First this, then that

While fixing the sorting issue, I crossed paths with a familiar annoyance in Visual Studio Code. Some might say Intellisense is an unsung hero of modern development, but I’ve always had a nitpick with it. While Intellisense can provide type-ahead suggestions, it falls a little short with things like TypeScript libraries. If I know what I’m typing, it can offer suggestions and will usually list what I’m looking for, but if I want to explore an object’s properties, I have to play “guess the letter.”

It always bugged me because all the answers are in the type inference. I could do a lookup with “Go to Type Definition,” but now I’m pulling myself away from my code and going down another rabbit hole. So hey, since we’re digging around documentation already, let’s check out VS Code’s docs to see if they- oh, they did! It turns out that hitting the keyboard shortcut Ctrl+Space will trigger Intellisense and show all the properties and methods available within the class your cursor is in. That can be a huge efficiency boost when your primary job is to find the methods and properties to make the magic squiggles on the screen keep squiggling.

So, what did we learn?

Huzzah! Our sorting problem is solved, but the real treasure was the new tricks we learned along the way, right?
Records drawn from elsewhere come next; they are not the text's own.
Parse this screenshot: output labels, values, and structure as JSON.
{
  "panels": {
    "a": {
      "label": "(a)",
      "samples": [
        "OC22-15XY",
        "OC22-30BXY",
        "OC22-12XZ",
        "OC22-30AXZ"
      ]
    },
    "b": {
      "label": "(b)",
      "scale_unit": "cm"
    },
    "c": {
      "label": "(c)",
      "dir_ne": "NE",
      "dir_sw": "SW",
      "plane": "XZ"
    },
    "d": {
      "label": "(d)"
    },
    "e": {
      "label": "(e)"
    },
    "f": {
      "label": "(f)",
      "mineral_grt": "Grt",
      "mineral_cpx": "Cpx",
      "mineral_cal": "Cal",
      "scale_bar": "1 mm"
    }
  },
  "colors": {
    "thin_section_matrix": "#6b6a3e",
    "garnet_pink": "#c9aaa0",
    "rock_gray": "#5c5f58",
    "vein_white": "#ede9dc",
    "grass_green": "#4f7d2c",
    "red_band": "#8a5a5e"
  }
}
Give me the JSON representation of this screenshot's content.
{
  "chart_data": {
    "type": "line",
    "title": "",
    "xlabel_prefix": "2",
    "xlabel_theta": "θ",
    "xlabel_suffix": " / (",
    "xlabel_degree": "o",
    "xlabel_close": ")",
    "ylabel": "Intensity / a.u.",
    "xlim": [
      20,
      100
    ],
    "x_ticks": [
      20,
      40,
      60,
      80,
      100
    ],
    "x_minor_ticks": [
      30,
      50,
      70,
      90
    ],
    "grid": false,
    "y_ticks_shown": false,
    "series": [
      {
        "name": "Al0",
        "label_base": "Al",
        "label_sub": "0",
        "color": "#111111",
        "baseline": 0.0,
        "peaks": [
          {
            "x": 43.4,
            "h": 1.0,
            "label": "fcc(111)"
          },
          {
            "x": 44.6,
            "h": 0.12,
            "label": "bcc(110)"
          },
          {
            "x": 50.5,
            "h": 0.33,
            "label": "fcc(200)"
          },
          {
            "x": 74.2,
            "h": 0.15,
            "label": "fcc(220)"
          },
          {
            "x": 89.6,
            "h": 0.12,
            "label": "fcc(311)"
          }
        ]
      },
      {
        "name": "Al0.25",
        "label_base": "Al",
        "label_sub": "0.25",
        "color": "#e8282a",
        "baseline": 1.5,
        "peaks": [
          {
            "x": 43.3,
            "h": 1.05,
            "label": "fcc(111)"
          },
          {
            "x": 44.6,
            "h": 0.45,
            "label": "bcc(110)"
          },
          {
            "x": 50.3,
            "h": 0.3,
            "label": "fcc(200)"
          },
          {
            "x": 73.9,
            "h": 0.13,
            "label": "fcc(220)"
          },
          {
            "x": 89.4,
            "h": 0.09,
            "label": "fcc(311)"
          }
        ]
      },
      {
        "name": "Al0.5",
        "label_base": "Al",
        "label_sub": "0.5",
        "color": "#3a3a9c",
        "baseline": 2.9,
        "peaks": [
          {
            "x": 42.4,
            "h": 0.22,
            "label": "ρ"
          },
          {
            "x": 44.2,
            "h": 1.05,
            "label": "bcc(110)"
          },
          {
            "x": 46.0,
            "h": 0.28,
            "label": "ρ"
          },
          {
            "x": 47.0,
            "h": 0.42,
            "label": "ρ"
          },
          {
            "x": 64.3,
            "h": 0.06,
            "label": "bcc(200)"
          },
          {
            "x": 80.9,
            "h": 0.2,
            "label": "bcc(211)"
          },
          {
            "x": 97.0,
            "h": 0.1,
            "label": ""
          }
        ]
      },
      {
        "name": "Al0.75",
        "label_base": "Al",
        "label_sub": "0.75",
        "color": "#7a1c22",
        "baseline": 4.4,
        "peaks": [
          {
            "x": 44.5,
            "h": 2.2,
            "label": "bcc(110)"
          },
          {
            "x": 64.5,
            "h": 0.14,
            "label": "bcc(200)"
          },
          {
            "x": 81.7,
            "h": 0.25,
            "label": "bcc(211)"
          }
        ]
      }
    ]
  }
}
Yeah, kind of, but not quite. What I hope you take away from this aren’t niche solutions but that you, as a developer, should learn your tools. Sometimes, it takes a bit of searching to find what you’re looking for. Look at how far into the documentation I’d need to traverse to find information on the Before Submit Function if they didn’t have a search bar! That would have taken time! And effort!

The thing is that time and effort are well worth spending now to be more productive later. The Copilots and chatbots of the world can help, but in that half-automated pair programming session, you’re still the one driving. You need to know your ship.